All of which goes some way to explaining the variety and vitality of French animated cinema. Generous state provisions, founded on a deeply held sense of cultural value, are put in place to defend the artist’s voice against blunt market forces. “Cinema, animation, la bande dessinée: these are deeply rooted in the collective unconscious [of the French],” animation expert Gilles Ciment tells me. Cinema isn’t merely a commodity – it is a national project.

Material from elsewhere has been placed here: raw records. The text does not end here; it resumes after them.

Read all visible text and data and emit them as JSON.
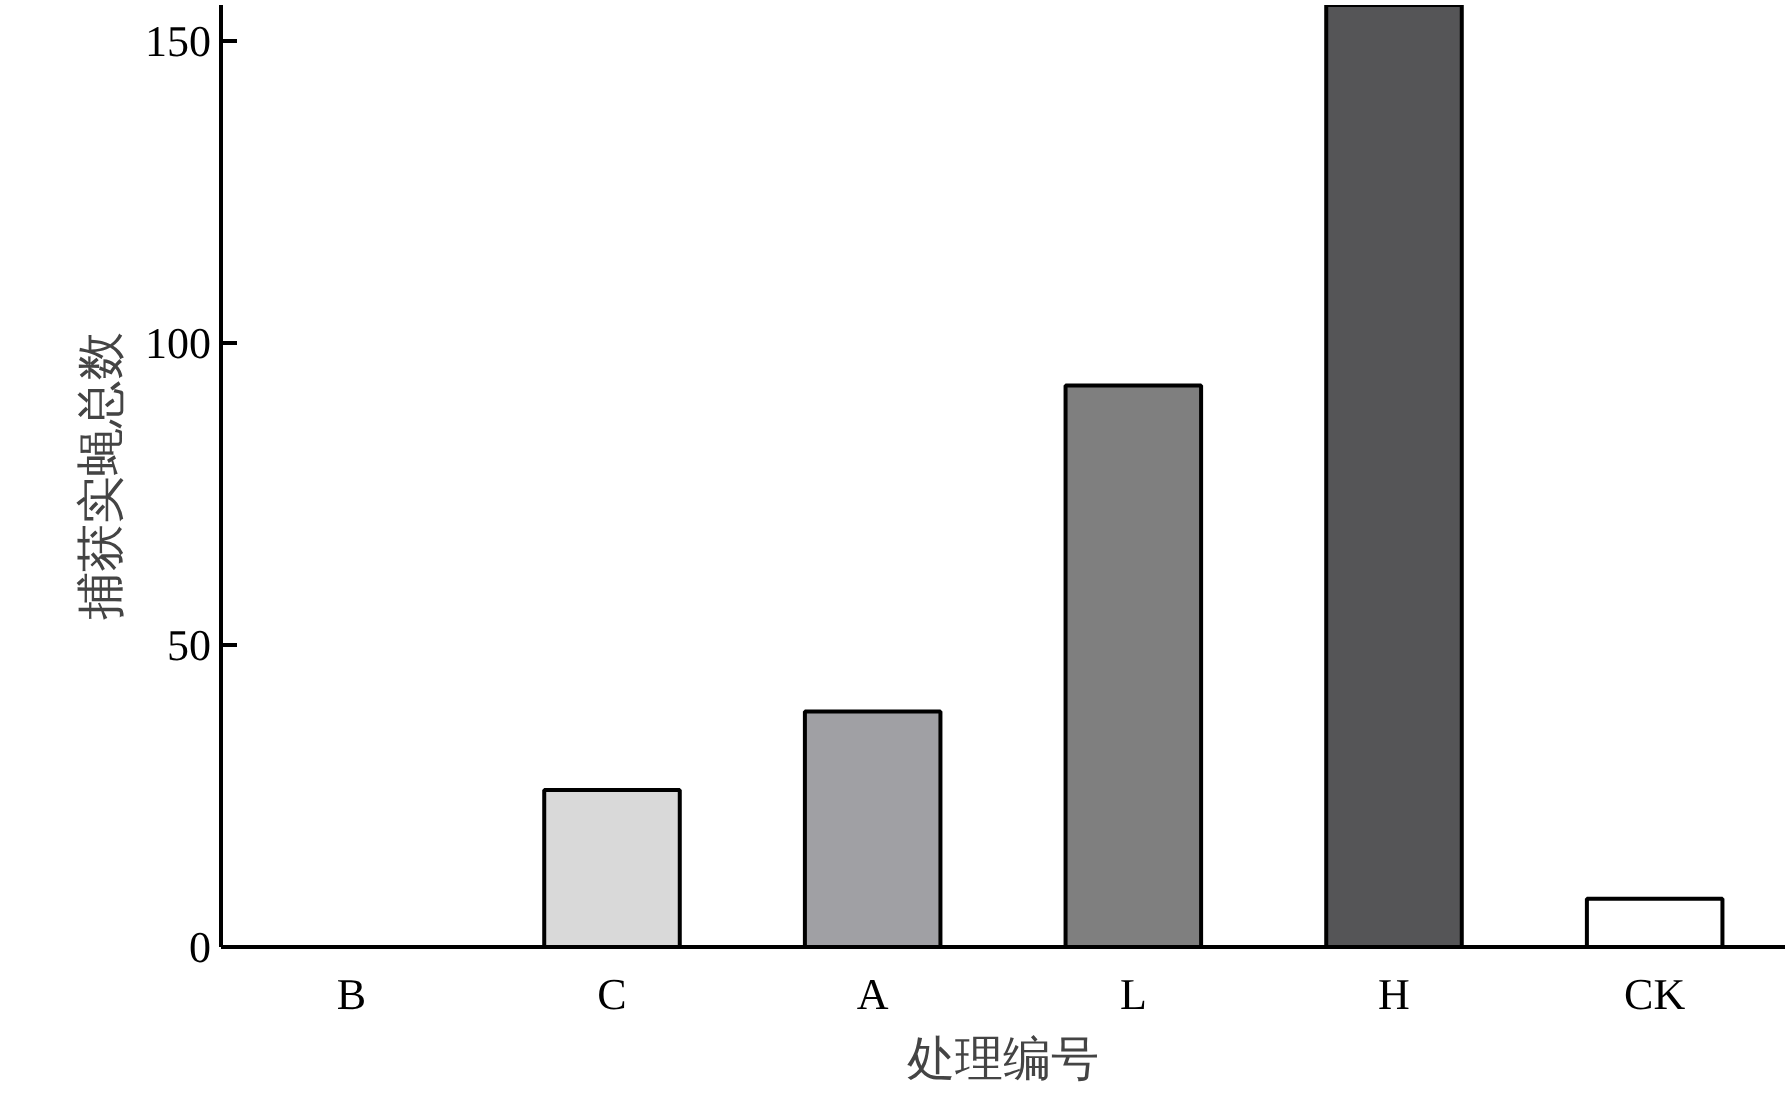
{
  "chart_data": {
    "type": "bar",
    "xlabel": "处理编号",
    "ylabel": "捕获实蝇总数",
    "categories": [
      "B",
      "C",
      "A",
      "L",
      "H",
      "CK"
    ],
    "values": [
      0,
      26,
      39,
      93,
      156,
      8
    ],
    "colors": [
      "#000000",
      "#d9d9d9",
      "#a0a0a4",
      "#7f7f7f",
      "#555557",
      "#ffffff"
    ],
    "ylim": [
      0,
      156
    ],
    "yticks": [
      0,
      50,
      100,
      150
    ],
    "grid": false
  }
}
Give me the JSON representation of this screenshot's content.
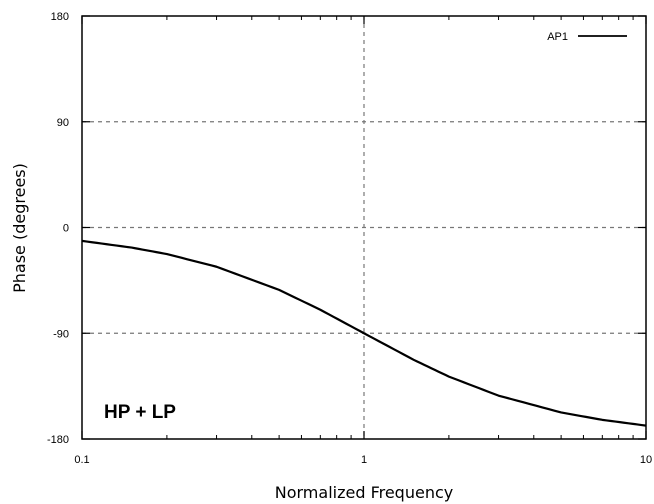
{
  "chart_data": {
    "type": "line",
    "xlabel": "Normalized Frequency",
    "ylabel": "Phase (degrees)",
    "x_scale": "log",
    "xlim": [
      0.1,
      10
    ],
    "ylim": [
      -180,
      180
    ],
    "x_ticks": [
      0.1,
      1,
      10
    ],
    "x_tick_labels": [
      "0.1",
      "1",
      "10"
    ],
    "y_ticks": [
      180,
      90,
      0,
      -90,
      -180
    ],
    "y_tick_labels": [
      "180",
      "90",
      "0",
      "-90",
      "-180"
    ],
    "grid": "dashed, at major ticks",
    "legend": "top-right",
    "annotation": "HP + LP",
    "series": [
      {
        "name": "AP1",
        "color": "#000000",
        "x": [
          0.1,
          0.15,
          0.2,
          0.3,
          0.5,
          0.7,
          1,
          1.5,
          2,
          3,
          5,
          7,
          10
        ],
        "y": [
          -11.4,
          -17.1,
          -22.6,
          -33.4,
          -53.1,
          -70,
          -90,
          -112.6,
          -126.9,
          -143.1,
          -157.4,
          -163.7,
          -168.6
        ]
      }
    ]
  }
}
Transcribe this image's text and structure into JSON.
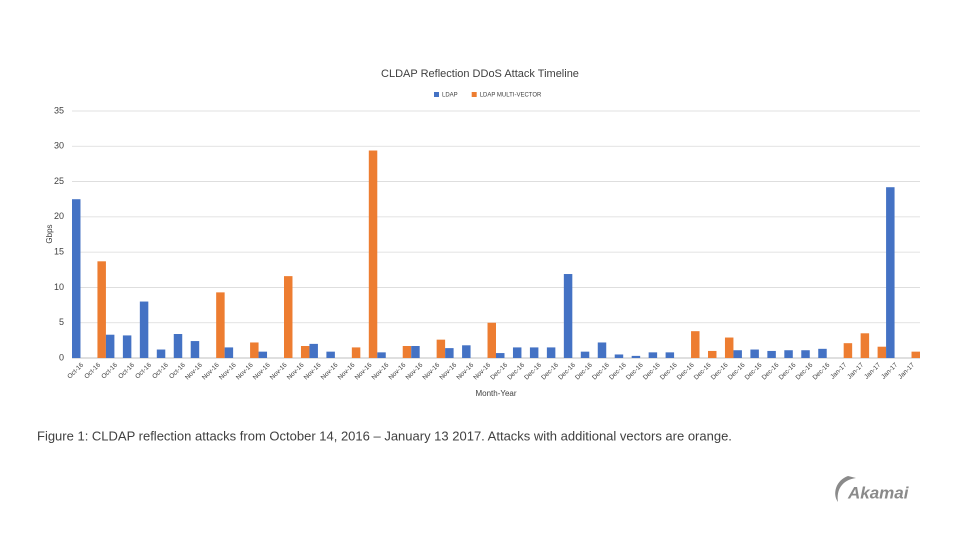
{
  "chart_data": {
    "type": "bar",
    "title": "CLDAP Reflection DDoS Attack Timeline",
    "xlabel": "Month-Year",
    "ylabel": "Gbps",
    "categories": [
      "Oct-16",
      "Oct-16",
      "Oct-16",
      "Oct-16",
      "Oct-16",
      "Oct-16",
      "Oct-16",
      "Nov-16",
      "Nov-16",
      "Nov-16",
      "Nov-16",
      "Nov-16",
      "Nov-16",
      "Nov-16",
      "Nov-16",
      "Nov-16",
      "Nov-16",
      "Nov-16",
      "Nov-16",
      "Nov-16",
      "Nov-16",
      "Nov-16",
      "Nov-16",
      "Nov-16",
      "Nov-16",
      "Dec-16",
      "Dec-16",
      "Dec-16",
      "Dec-16",
      "Dec-16",
      "Dec-16",
      "Dec-16",
      "Dec-16",
      "Dec-16",
      "Dec-16",
      "Dec-16",
      "Dec-16",
      "Dec-16",
      "Dec-16",
      "Dec-16",
      "Dec-16",
      "Dec-16",
      "Dec-16",
      "Dec-16",
      "Dec-16",
      "Jan-17",
      "Jan-17",
      "Jan-17",
      "Jan-17",
      "Jan-17"
    ],
    "series": [
      {
        "name": "LDAP",
        "color": "#4472c4",
        "values": [
          22.5,
          null,
          3.3,
          3.2,
          8,
          1.2,
          3.4,
          2.4,
          null,
          1.5,
          null,
          0.9,
          null,
          null,
          2.0,
          0.9,
          null,
          null,
          0.8,
          null,
          1.7,
          null,
          1.4,
          1.8,
          null,
          0.7,
          1.5,
          1.5,
          1.5,
          11.9,
          0.9,
          2.2,
          0.5,
          0.3,
          0.8,
          0.8,
          null,
          null,
          null,
          1.1,
          1.2,
          1.0,
          1.1,
          1.1,
          1.3,
          null,
          null,
          null,
          24.2,
          null
        ]
      },
      {
        "name": "LDAP MULTI-VECTOR",
        "color": "#ed7d31",
        "values": [
          null,
          13.7,
          null,
          null,
          null,
          null,
          null,
          null,
          9.3,
          null,
          2.2,
          null,
          11.6,
          1.7,
          null,
          null,
          1.5,
          29.4,
          null,
          1.7,
          null,
          2.6,
          null,
          null,
          5.0,
          null,
          null,
          null,
          null,
          null,
          null,
          null,
          null,
          null,
          null,
          null,
          3.8,
          1.0,
          2.9,
          null,
          null,
          null,
          null,
          null,
          null,
          2.1,
          3.5,
          1.6,
          null,
          0.9
        ]
      }
    ],
    "ylim": [
      0,
      35
    ],
    "yticks": [
      0,
      5,
      10,
      15,
      20,
      25,
      30,
      35
    ],
    "grid": true,
    "legend": "top"
  },
  "caption": "Figure 1: CLDAP reflection attacks from October 14, 2016 – January 13 2017. Attacks with additional vectors are orange.",
  "logo": "Akamai"
}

Yet despite France’s seductive perquisites, for its animators la vie is hardly en rose. The global recession has uncovered some serious structural weaknesses in the industry, which has been hit harder than the vertically integrated super-studios of Japan and the States. A company like Pixar, which can depend on its marketing muscle to guarantee an audience, routinely signs off budgets of $200 million; a French animated feature would have been lucky to get one tenth of that before the crash, and will settle for far less today. The bankrollers of yesteryear are now far more cautious. “Finding sources to fund a film is much harder nowadays,” says Marc Jousset of Paris-based production company Je Suis Bien Content. “This is especially true of television networks, who used to contribute a lot to the budgets for [animated] features.”

Despicable Me (2010)

Despicable Me (2010)

The growth so carefully engineered through government policy has stalled. The sector employed fewer full-time animators in 2012 than it did in 2005. Producers are compensating by leaning more heavily on underpaid freelancers and even unsalaried interns. “Many young animators, ignorant of their rights, work in indecent conditions for no – or very little – money,” freelance animator and storyboard artist Antoine Antin tells me. “Twenty years ago, many animators learned on the job,” adds Moïra Marguin, head of animation at the Gobelins school of visual arts in Paris. “Now, [shrinking costs mean that] they have to be high performers from the word ‘go’. So in order to find employment, they first have to attend animation school.”

At the same time, the current climate has thrown into relief the continuing dependence of French studios on sub-contractors and foreign co-productions – notwithstanding the tax credit’s incentive to keep things local. This has long been the case: the production of that great success story of ‘French’ animation, Kirikou, was scattered over five countries. But at a time when major studios abroad are consolidating their profits, the fragile French industry seems only to be fragmenting.

Kirikou and the Sorceress (Kirikou et la sorcière, 1998)

Kirikou and the Sorceress (Kirikou et la sorcière, 1998)

This devolution is not simply an international phenomenon. Within France, Paris may dominate the industry, but arguably not to the extent that London or Hollywood dominate theirs. After all, the most famous animation festival in France – in the world – takes place not in Paris, but 500km away in the Alpine town of Annecy. Many of the nation’s most reputed schools and studios, whence issues a steady stream of award-winning shorts and features, are nestled away in Angoulême, Arles, Valence and Nantes, where local funding is generous and overhead costs are low. Some of these are independent; others are affiliated with a sister company in Paris. “A good balance has been struck between Parisian productions [and] firms in the rest of the country,” says Jousset.

In a country with as dispersed a culture industry as France’s, at a time when only a third of the feature films it produces are 100 per cent homemade, to declare Paris the animation capital of the world is somewhat fatuous. Ciment observes that there is no such thing as a purely ‘Parisian’ animation – the industry is simply too decentralised. The city is perhaps best seen as a regional hub: a melting pot of stories, styles and nationalities, forged from flexible production models and a long tradition of artistic laissez-faire. “France’s animation is diverse, multifarious and free,” concludes Brunner. “It’s a cinema of auteurs!”